Dynamic Content | The Future of the Web is Here
Dynamic Content | The Future of the Web is Here
Dynamic Content | The Future of the Web is Here

There is a new trend that is on the horizon. It’s subtle so you may not even notice its happening until it’s too late. It’s mostly referred to as Dynamic Content which doesn’t seem substantial enough to truly describe its power.

Here’s a thought to help clarify.

What if your website could change for every visitor to show them the content that is MOST relevant to them?

Do you think that would impact sales and conversions? As long as the information you know about the visitor is relevant and accurate, I think it could have a tremendous impact. Back in May of 2009, I wrote a post called Dynamic Relevant Content will Lead the Way to Web 3.0 that illustrated the use of dynamic content to drive a website. It’s kind of funny to look back at the post with its rudimentary graphics. But hey it was one of my first blog posts. Here is the future of the web I had envisioned back in 2009. Forgive me for the horrible colors; reflections and so much text it makes me want to punch myself in the face. Fortunately, it still illustrates the point pretty well though.

Dynamic Content will Drive the Future of the Web

Honestly, it isn’t too far off from what I envision today. The biggest change is that I don’t think this is limited to B2B marketers. I think it is absolutely applicable to both B2B and B2C marketers.

The Good News

The good news is that the technology to start making this a reality has arrived. Both Marketo, Hubspot and Pardot have been talking a lot about the power of dynamic content and using their platforms to drive one-to-one customization based upon collected and observed information from website visitors. Right now they are focused on smart forms that only ask for new information, smart calls to action and minimal smart on-page content.

“…relevant emails drive 18X more revenue than broadcast emails Jupiter Research ). Eighteen flippin’ times more revenue! And leads who are nurtured with targeted content produce a 20% increase in sales opportunities Annuitas Group ).” – Meaghan Keaney Anderson, Hubspot, on why dynamic content matters.

The Bad News

Business processes and marketers need to get prepared for using dynamic content. It requires an entirely different type of marketing process. It means we have to stop thinking in one-to-many and start thinking one-to-one. Does that scare you a little? Just imagine the challenges with creating content for a segment, now we have to understand every single customer and make sure we have something for them. It’s not quite that bad, for now you can use one-to-a few marketing tactics to scale dynamic content. But don’t think it gets you off the hook for thinking one-to-one in the long term.

Add Dynamic Sections to Your Website

The first thing to consider is what areas of your website should be dynamic. Should it start with a form and calls to action or are there more powerful areas where dynamic content would make an impact? Here are some areas to consider:

  • Forms
  • Calls to Action
  • Product Recommendations
  • Dynamic content fields in on-page content that customizes based on previously provided information like illustrated here by Pardot

Segmentation Options

The second thing to consider is HOW you will segment your dynamic content. There are a variety of ways you can segment your audiences to create dynamic content. Marketo put together an excellent list of options in this post that was incredibly comprehensive and better than what I would’ve provided, so I’ve included it here.

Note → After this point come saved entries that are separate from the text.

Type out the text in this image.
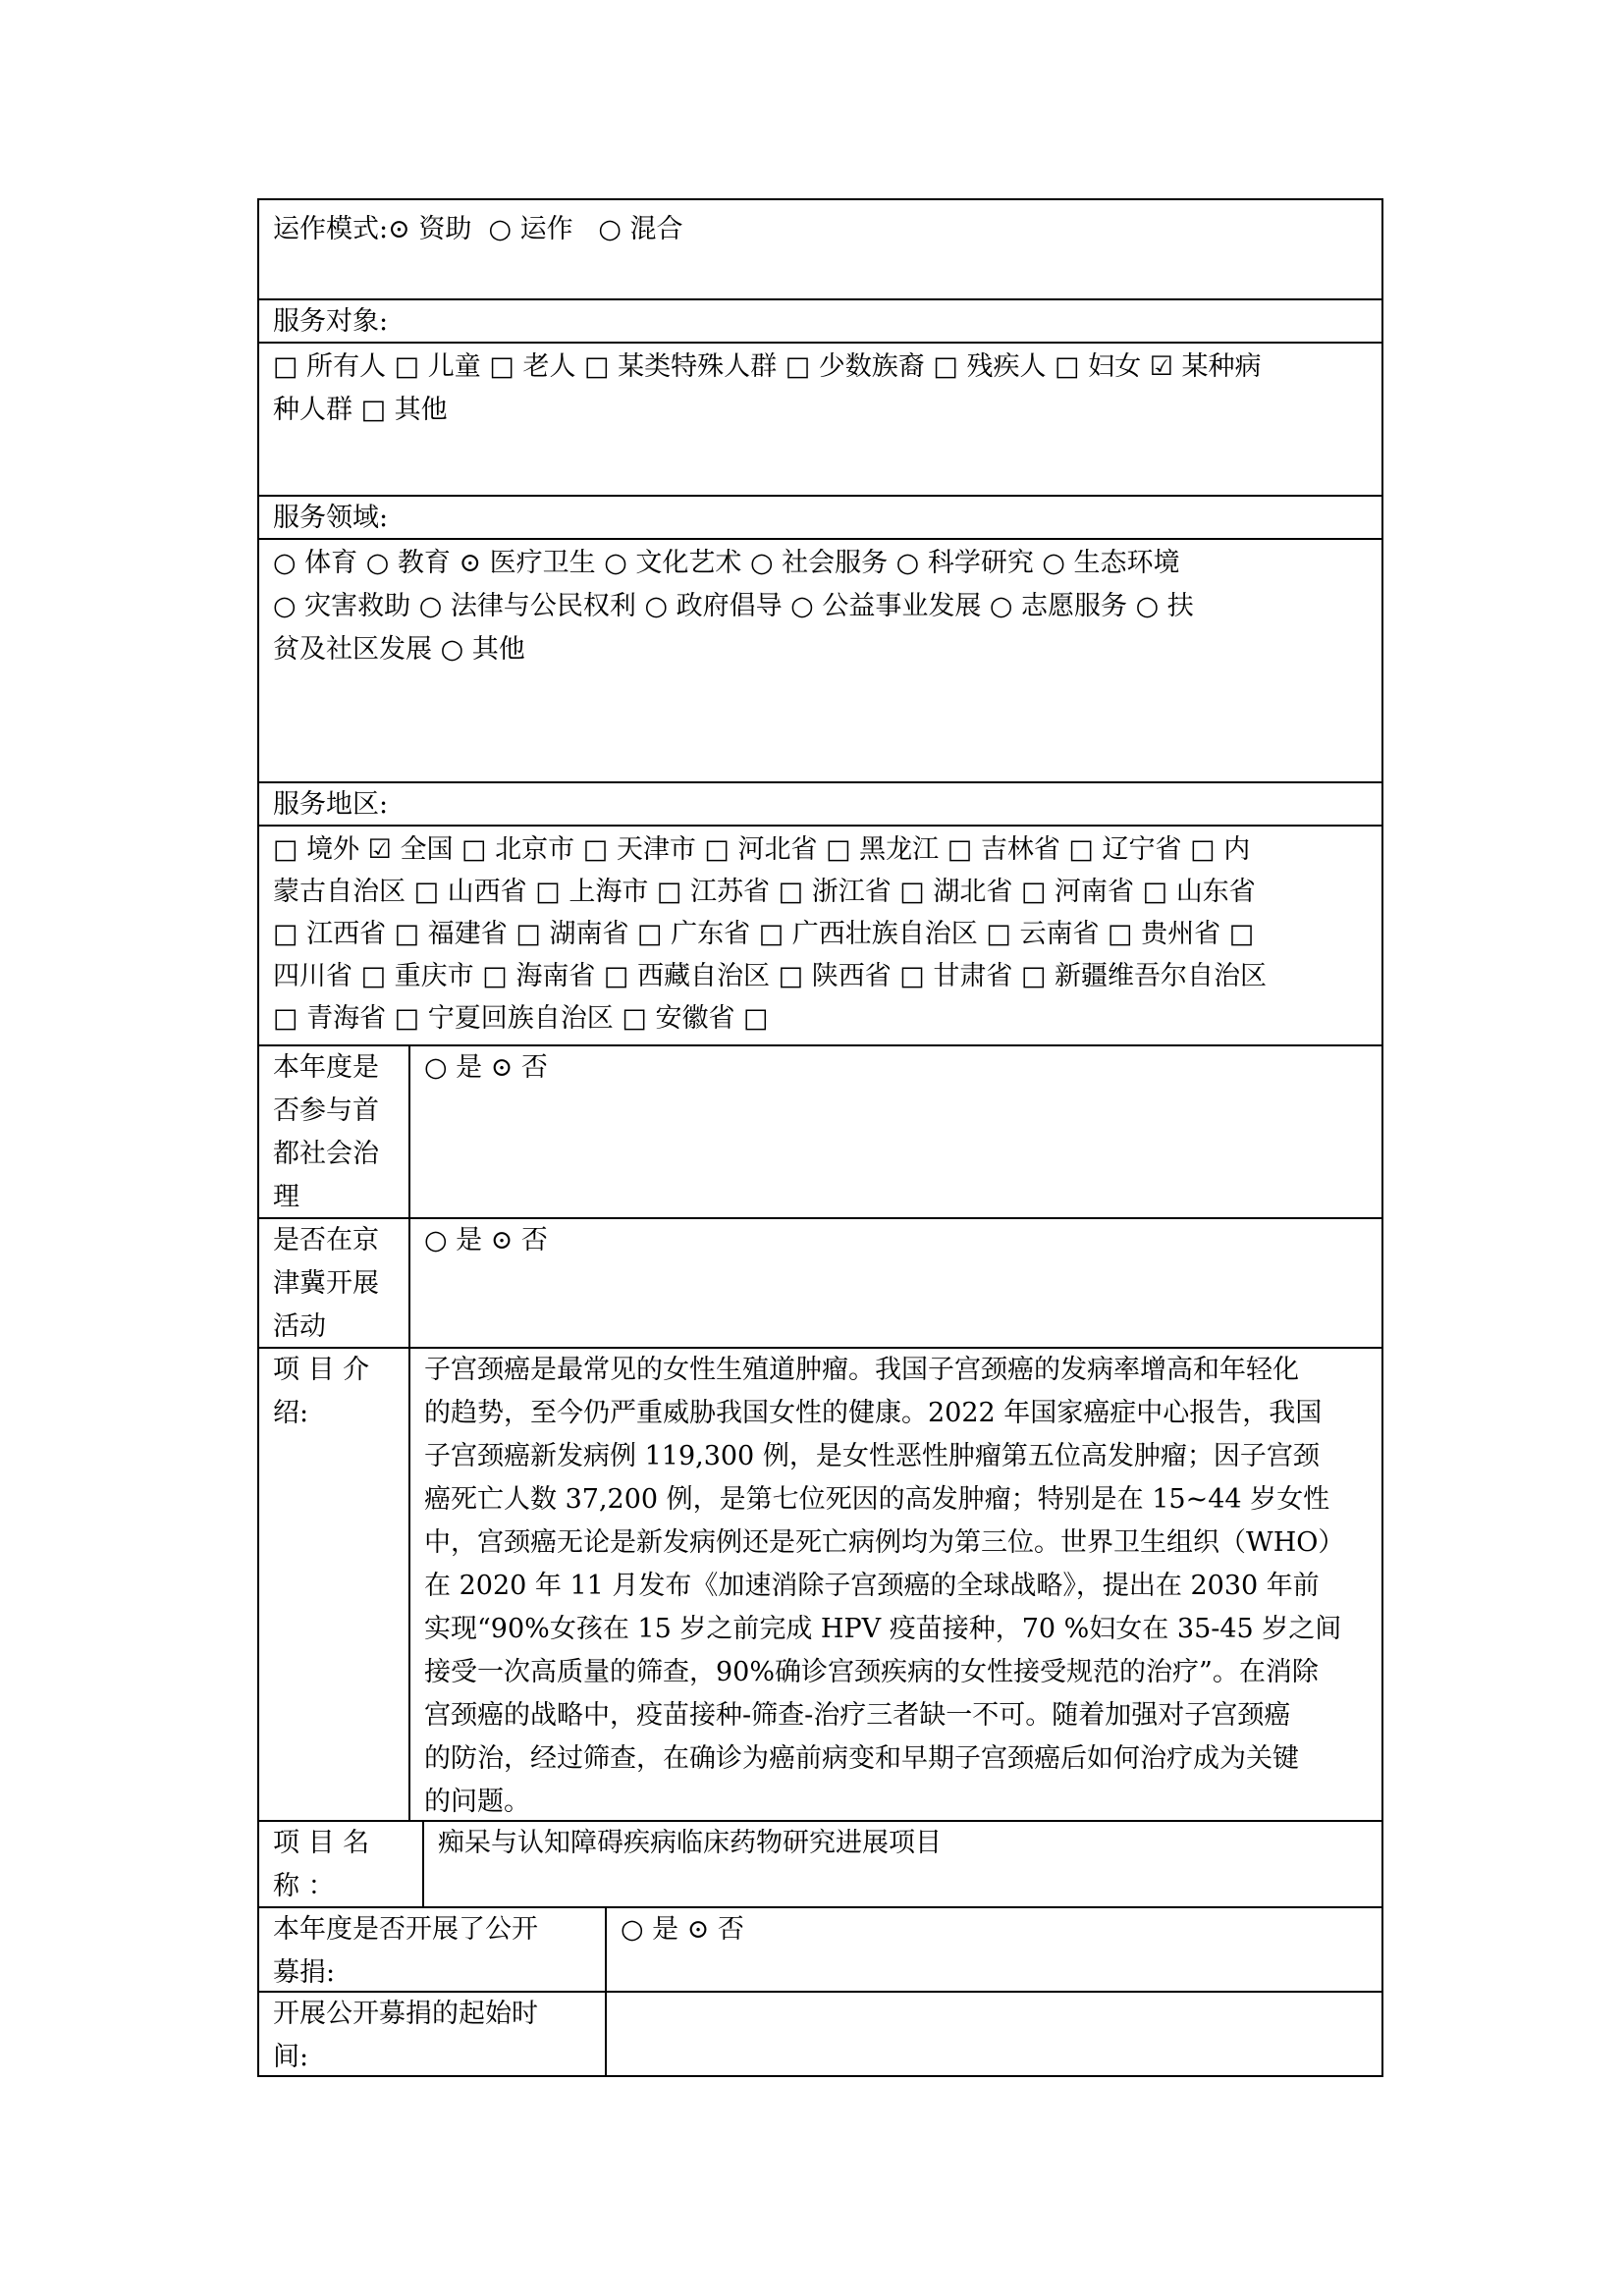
运作模式:⊙ 资助 ○ 运作 ○ 混合
服务对象:
□ 所有人 □ 儿童 □ 老人 □ 某类特殊人群 □ 少数族裔 □ 残疾人 □ 妇女 ☑ 某种病
种人群 □ 其他
服务领域:
○ 体育 ○ 教育 ⊙ 医疗卫生 ○ 文化艺术 ○ 社会服务 ○ 科学研究 ○ 生态环境
○ 灾害救助 ○ 法律与公民权利 ○ 政府倡导 ○ 公益事业发展 ○ 志愿服务 ○ 扶
贫及社区发展 ○ 其他
服务地区:
□ 境外 ☑ 全国 □ 北京市 □ 天津市 □ 河北省 □ 黑龙江 □ 吉林省 □ 辽宁省 □ 内
蒙古自治区 □ 山西省 □ 上海市 □ 江苏省 □ 浙江省 □ 湖北省 □ 河南省 □ 山东省
□ 江西省 □ 福建省 □ 湖南省 □ 广东省 □ 广西壮族自治区 □ 云南省 □ 贵州省 □
四川省 □ 重庆市 □ 海南省 □ 西藏自治区 □ 陕西省 □ 甘肃省 □ 新疆维吾尔自治区
□ 青海省 □ 宁夏回族自治区 □ 安徽省 □
本年度是
否参与首
都社会治
理
○ 是 ⊙ 否
是否在京
津冀开展
活动
○ 是 ⊙ 否
项 目 介
绍:
子宫颈癌是最常见的女性生殖道肿瘤。我国子宫颈癌的发病率增高和年轻化
的趋势，至今仍严重威胁我国女性的健康。2022 年国家癌症中心报告，我国
子宫颈癌新发病例 119,300 例，是女性恶性肿瘤第五位高发肿瘤；因子宫颈
癌死亡人数 37,200 例，是第七位死因的高发肿瘤；特别是在 15~44 岁女性
中，宫颈癌无论是新发病例还是死亡病例均为第三位。世界卫生组织（WHO）
在 2020 年 11 月发布《加速消除子宫颈癌的全球战略》，提出在 2030 年前
实现“90%女孩在 15 岁之前完成 HPV 疫苗接种，70 %妇女在 35-45 岁之间
接受一次高质量的筛查，90%确诊宫颈疾病的女性接受规范的治疗”。在消除
宫颈癌的战略中，疫苗接种-筛查-治疗三者缺一不可。随着加强对子宫颈癌
的防治，经过筛查，在确诊为癌前病变和早期子宫颈癌后如何治疗成为关键
的问题。
项 目 名
称 ：
痴呆与认知障碍疾病临床药物研究进展项目
本年度是否开展了公开
募捐:
○ 是 ⊙ 否
开展公开募捐的起始时
间:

“You can present dynamic content based on a variety of information, including:

  • Demographics: Characteristics about the individual, including name, company name, job title, phone, and email address.
  • Firmographics: Characteristics about an organization, including location, annual revenues, number of employees, and industry.
  • Past behavior: Responses to emails or actions taken on your website can help inform a person’s interests and/or place in the buying cycle.
  • Products or services already purchased: Using information about past purchases can help you up-sell or cross-sell relevant products or services.
  • Psychographics and preferences: This takes into consideration a prospect’s interests, attitudes, and opinions.
  • Behavior of related contacts: Understanding the actions, interests, and preferences of others in the recipient’s company is critical in a purchase that involves many stakeholders.” – Dayna Rothman, Marketo

The Worse News

This is all truly amazing progress for user experience that I’m personally super excited about. But here’s the bad news. The tools that are powering the information and technology to launch this are marketing automation providers. Sure, your web developer could customize something similar but it’s the DATA that really drives this. We used to make arguments about only collecting the data that we could use right away, now I’d argue we should collect everything we can because we never know when we will be able to turn it into something actionable. Now that you have the technology to make the information more useful you are going to want MORE data. If you haven’t been collecting the data for the last couple of years, you are at a distinct disadvantage. It doesn’t mean you can’t start; you should absolutely start as soon as possible. Recognize that if your competitors have had marketing automation in place for a few years, they will have significant amounts of data that you don’t have yet.

We Must Handle Data with Care

Clearly, we need some guidelines for how we SHOULD use this data versus how we COULD use the data. First, to be responsible we need to start providing a way for people to opt-out. Right now it feels like we are night crawlers going in and stealing up as much data as we can. We love it because we feel like we are doing things that are beneficial for the user, but let’s be honest for a second. Most users have NO idea how much information we have collected in our databases about them.  Some are collecting information they are giving us, and even appending it with data from purchased sources to have a more holistic view. Part of me wants to hide it so people don’t stop giving it to me. But the responsible part of me says we need to be more transparent about the information we are collecting and how it is being used or it will come back and bite us, either in the form of nasty regulations or a nasty lawsuit caused by dynamic content gone wild.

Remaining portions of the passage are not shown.